El otro factor especialmente interesante tiene como escenario la campiña siciliana (dominada, al fondo, por un monte puntiagudo) y como acción el avance de los campesinos, guiados por Carnevale, con el fin de apoderarse de las tierras que hasta entonces se limitaban a cultivar. En grandes planos generales, vemos al “ejército” campesino —algunos de ellos con grandes banderas, muy a lo “Salvatore Giuliano"— avanzando y tomando posesión del terreno, y sembrando. Aparecen entonces los mafiosos, dispuestos a expulsarles de allí por la fuerza de las armas. Tras una breve pelea, los campesinos, desarmados, pero más numerosos, hacen huir a los esbirros de los propietarios, y les persiguen (en un largo plano general fijo y muy amplio) hasta casi perderse en la distancia. Suenan entonces unos disparos, y vemos cómo los campesinos se dispersan, corriendo en todas direcciones, antes de reagruparse y proseguir su tarea. Mediante planos de este tipo, bastante frecuentes pero nunca iguales entre sí, los autores de Un uomo da bruciare nos permiten ver por nuestros propios ojos, y con ejemplar claridad (sólo igualada, probablemente, por la batalla final de "Una trompeta lejana”, 1964, de Raoul Walsh, verdadero modelo de claridad táctica y topográfica), el desarrollo de la lucha entre los campesinos explotados y los mafiosos.

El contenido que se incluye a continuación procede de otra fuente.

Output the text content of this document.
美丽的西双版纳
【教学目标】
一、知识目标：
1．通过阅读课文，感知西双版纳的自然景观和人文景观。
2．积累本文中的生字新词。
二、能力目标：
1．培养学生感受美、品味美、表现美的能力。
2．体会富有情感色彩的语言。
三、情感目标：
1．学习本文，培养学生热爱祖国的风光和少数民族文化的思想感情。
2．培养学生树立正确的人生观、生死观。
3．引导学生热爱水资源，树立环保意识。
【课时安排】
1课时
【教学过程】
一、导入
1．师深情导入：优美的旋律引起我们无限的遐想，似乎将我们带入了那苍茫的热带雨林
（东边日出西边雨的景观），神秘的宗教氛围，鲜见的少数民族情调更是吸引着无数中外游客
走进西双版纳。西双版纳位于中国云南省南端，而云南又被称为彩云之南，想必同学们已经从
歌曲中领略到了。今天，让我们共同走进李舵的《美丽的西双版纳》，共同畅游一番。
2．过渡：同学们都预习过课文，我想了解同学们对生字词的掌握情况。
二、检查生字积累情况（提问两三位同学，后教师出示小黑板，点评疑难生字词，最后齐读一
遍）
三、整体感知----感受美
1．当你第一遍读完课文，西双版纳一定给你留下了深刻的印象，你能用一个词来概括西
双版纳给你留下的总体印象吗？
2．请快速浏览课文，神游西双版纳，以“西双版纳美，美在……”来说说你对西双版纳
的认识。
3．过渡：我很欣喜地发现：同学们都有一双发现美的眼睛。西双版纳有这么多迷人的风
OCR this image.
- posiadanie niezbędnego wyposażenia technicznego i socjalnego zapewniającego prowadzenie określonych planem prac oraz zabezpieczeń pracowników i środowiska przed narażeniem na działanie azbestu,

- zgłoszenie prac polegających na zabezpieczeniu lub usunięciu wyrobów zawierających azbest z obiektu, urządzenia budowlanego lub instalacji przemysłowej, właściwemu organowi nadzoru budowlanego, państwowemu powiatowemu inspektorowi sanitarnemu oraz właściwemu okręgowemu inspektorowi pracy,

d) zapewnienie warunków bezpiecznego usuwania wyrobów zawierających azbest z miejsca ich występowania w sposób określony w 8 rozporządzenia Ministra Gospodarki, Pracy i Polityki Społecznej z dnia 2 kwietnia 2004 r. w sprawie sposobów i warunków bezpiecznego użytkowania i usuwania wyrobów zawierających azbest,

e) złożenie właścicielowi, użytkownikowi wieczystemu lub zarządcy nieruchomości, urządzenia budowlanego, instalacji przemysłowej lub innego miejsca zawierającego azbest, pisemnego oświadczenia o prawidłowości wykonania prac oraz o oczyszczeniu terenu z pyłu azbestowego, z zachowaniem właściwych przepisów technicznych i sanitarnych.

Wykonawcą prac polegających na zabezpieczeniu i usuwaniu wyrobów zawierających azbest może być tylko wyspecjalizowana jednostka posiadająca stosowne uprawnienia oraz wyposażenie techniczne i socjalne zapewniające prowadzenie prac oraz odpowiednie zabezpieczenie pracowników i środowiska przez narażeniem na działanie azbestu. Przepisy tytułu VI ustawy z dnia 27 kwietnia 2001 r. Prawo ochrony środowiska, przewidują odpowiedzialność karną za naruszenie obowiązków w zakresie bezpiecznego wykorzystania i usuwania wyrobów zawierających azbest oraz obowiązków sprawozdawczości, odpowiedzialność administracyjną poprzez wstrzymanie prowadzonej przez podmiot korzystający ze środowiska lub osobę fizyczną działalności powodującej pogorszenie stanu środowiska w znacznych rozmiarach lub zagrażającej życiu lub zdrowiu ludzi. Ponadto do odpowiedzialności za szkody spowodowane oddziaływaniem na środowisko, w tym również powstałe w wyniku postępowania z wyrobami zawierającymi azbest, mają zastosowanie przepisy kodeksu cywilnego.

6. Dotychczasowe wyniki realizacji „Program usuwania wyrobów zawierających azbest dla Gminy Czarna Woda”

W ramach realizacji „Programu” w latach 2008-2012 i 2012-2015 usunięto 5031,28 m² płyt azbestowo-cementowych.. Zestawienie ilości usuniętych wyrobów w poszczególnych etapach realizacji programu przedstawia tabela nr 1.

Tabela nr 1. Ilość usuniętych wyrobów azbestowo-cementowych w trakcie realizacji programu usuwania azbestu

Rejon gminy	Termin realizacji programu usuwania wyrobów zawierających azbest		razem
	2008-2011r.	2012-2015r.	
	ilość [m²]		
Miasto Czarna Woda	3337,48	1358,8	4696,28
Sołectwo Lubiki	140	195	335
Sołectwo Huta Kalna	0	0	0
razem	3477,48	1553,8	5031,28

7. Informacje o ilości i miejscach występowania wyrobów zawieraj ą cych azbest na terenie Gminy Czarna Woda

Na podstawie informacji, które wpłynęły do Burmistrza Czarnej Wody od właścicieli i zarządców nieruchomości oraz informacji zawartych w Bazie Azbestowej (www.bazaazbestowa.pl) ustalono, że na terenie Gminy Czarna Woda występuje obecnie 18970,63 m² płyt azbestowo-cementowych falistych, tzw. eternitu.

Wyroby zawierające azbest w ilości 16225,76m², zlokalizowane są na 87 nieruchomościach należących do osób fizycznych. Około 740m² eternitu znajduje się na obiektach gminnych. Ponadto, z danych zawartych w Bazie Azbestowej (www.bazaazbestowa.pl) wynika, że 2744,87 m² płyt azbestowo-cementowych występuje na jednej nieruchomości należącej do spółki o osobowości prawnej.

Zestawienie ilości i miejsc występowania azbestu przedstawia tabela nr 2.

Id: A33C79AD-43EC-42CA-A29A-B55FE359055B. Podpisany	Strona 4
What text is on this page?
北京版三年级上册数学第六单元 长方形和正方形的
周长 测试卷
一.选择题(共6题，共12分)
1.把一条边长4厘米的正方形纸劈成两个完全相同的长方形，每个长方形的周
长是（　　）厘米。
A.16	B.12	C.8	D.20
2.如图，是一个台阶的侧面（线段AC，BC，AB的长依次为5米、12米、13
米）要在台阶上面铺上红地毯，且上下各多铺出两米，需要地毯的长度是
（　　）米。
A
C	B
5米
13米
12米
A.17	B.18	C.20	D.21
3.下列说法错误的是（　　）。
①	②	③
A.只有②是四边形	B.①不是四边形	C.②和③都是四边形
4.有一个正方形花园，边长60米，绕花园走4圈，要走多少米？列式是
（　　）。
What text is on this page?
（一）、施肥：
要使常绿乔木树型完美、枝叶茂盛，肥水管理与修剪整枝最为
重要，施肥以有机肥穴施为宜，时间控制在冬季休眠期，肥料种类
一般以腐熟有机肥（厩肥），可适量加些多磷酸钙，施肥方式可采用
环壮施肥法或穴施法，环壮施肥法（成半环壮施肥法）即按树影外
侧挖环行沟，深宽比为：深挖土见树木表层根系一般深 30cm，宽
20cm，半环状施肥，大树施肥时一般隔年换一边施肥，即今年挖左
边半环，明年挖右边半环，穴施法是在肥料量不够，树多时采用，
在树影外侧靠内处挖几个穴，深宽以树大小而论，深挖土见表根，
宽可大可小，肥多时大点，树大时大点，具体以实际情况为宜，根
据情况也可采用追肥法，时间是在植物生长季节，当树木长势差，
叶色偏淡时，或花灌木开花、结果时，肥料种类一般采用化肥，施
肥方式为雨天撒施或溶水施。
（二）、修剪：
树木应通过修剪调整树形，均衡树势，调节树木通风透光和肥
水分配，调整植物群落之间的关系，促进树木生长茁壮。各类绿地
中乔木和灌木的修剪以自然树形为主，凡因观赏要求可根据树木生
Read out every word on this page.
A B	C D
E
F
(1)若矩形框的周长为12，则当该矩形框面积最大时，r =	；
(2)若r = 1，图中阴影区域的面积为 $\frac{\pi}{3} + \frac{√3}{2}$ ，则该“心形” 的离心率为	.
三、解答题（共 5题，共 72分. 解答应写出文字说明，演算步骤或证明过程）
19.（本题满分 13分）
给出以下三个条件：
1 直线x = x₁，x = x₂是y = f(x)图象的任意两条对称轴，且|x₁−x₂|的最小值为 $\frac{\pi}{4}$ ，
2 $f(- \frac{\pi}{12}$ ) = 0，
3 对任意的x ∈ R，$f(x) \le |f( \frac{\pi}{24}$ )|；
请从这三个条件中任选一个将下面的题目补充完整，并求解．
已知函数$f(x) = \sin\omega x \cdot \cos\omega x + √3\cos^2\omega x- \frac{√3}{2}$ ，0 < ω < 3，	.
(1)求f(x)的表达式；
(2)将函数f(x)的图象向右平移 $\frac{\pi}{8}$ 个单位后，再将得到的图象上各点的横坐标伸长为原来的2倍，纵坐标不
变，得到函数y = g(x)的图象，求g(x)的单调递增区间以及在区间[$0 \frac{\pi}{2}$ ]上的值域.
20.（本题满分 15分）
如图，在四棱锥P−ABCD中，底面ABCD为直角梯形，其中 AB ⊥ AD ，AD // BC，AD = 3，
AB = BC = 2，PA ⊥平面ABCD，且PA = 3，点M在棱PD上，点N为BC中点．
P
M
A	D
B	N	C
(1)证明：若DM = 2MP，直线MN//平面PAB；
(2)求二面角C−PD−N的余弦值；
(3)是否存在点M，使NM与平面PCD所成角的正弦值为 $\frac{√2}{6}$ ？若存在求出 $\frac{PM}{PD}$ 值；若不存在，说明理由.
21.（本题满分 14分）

Resulta evidente, en consecuencia, el interés de esta película, que si bien a veces cae en el esquematismo y adopta posturas excesivamente teóricas y rígidas, evita convenirse en un mero film de tesis a la vez que rehúye el demagógico pintoresquismo y el insincero “izquierdismo” a que nos tienen acostumbrados Elio Petri, Gianfranco Mingozzi o Damiano Damiani cuando tratan temas relacionados con la Mafia siciliana o el bandidaje sardo o calabrés, y todo esto lo consigue al haber sabido superar los tópicos mediante un estilo insólito y una estructura que, sin ser tan compleja como la que utilizó Rosi en circunstancias similares, se ajusta perfectamente a la oscuridad del tema tratado y a las numerosas implicaciones de éste, que no descuida en ningún momento: véase así cómo los carabinieri actúan de forma paralela a la Mafia y al servicio de los intereses de sus ramificaciones financieras.